Der ACE kritisiert Fahrlehrer: "Sie spekulieren auf eine hohe Durchfallerquote"

Fast jeder dritte Fahrschüler fällt laut einer Studie des Autoclub Europa beim ersten Versuch durch die Führerscheinprüfung. Schuld daran sind nach Ansicht des ACE aber nicht allein die Prüflinge, sondern auch die geldgierigen Ausbilder.

Goslar - Jedes Jahr fallen in Deutschland Hunderttausende durch die Führerscheinprüfung. Der Autoclub Europa ACE macht dafür eine mangelhafte Vorbereitung in den Fahrschulen verantwortlich. Die Durchfallerquote von rund 30 Prozent sei jedenfalls kein Zeichen für eine hochqualifizierte Ausbildung, heißt es in einer Studie des ACE.

ACE-Sprecher Rainer Hillgärtner erhebt schwere Vorwürfe: Es komme der Verdacht auf, dass es einen Zusammenhang zwischen der hohen Durchfallerquote und der schlechten Ertragslage gebe, unter der viele Fahrschulen angesichts der demografischen Entwicklung leiden. "Sie spekulieren auf eine hohe Durchfallerquote, um anschließend zusätzliche Fahrstunden abrechnen zu können."

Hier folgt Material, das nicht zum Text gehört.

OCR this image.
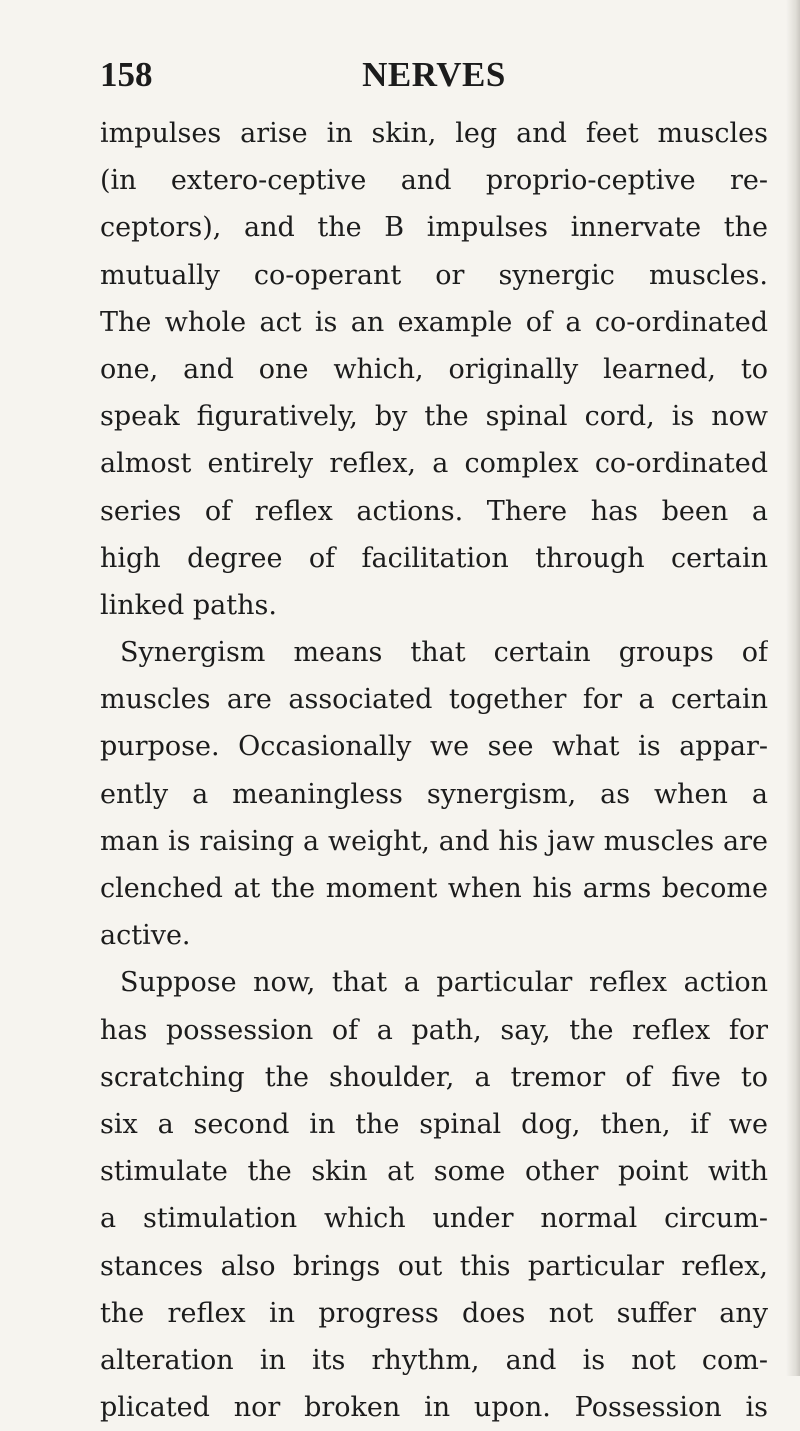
158	NERVES
impulses arise in skin, leg and feet muscles
(in extero-ceptive and proprio-ceptive re-
ceptors), and the B impulses innervate the
mutually co-operant or synergic muscles.
The whole act is an example of a co-ordinated
one, and one which, originally learned, to
speak figuratively, by the spinal cord, is now
almost entirely reflex, a complex co-ordinated
series of reflex actions. There has been a
high degree of facilitation through certain
linked paths.
Synergism means that certain groups of
muscles are associated together for a certain
purpose. Occasionally we see what is appar-
ently a meaningless synergism, as when a
man is raising a weight, and his jaw muscles are
clenched at the moment when his arms become
active.
Suppose now, that a particular reflex action
has possession of a path, say, the reflex for
scratching the shoulder, a tremor of five to
six a second in the spinal dog, then, if we
stimulate the skin at some other point with
a stimulation which under normal circum-
stances also brings out this particular reflex,
the reflex in progress does not suffer any
alteration in its rhythm, and is not com-
plicated nor broken in upon. Possession is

Dem widersprach die Bundesvereinigung der Fahrlehrerverbände. Hauptursache für Fehler in der Fahrprüfung sei die hohe Nervosität der Prüflinge, sagte der Vorsitzende Gerhard von Bressensdorf. Die Folge: "Sie fahren zu schnell, missachten Vorfahrtsregelungen oder machen Fehler beim Einparken." Häufig gäben Fahrlehrer auch dem Drängen von Fahrschülern nach und meldeten sie zu früh zur Prüfung an.

In seiner Studie beruft sich der ACE auf Zahlen des Kraftfahrtbundesamtes. Demnach sind im Jahr 2011 bundesweit knapp 28 Prozent der Fahrschüler mindestens einmal durch die Führerscheinprüfung gefallen.

Dabei gibt es der Untersuchung zufolge große regionale Unterschiede. Die niedrigste Durchfallerquote bei Führerscheinprüfungen hatte Hessen (22,14 Prozent) gefolgt von Niedersachsen (24,87) und Schleswig-Holstein (25,13 Prozent). In Thüringen und Sachsen dagegen fielen mehr als 36 Prozent der Aspiranten durch die Prüfung, in Sachsen-Anhalt sogar gut 38 Prozent.

Der ACE rät Führerscheinaspiranten, Fahrschulen nicht unbedingt nach vermeintlichen Billigpreisen auszusuchen. Entscheidend sei eher eine hohe Quote bestandener Prüfungen, sagt Sprecher Hillgärtner.

Fahranfänger sollen mehr lernen

Der Zeitpunkt der Veröffentlichung der Studie ist kein Zufall, denn am Mittwoch wird in Goslar der Verkehrsgerichtstag eröffnet. Bei der Tagung, zu der rund 1900 Verkehrsexperten zusammenkommen, ist eine Verbesserung der Fahrausbildung ein zentrales Thema.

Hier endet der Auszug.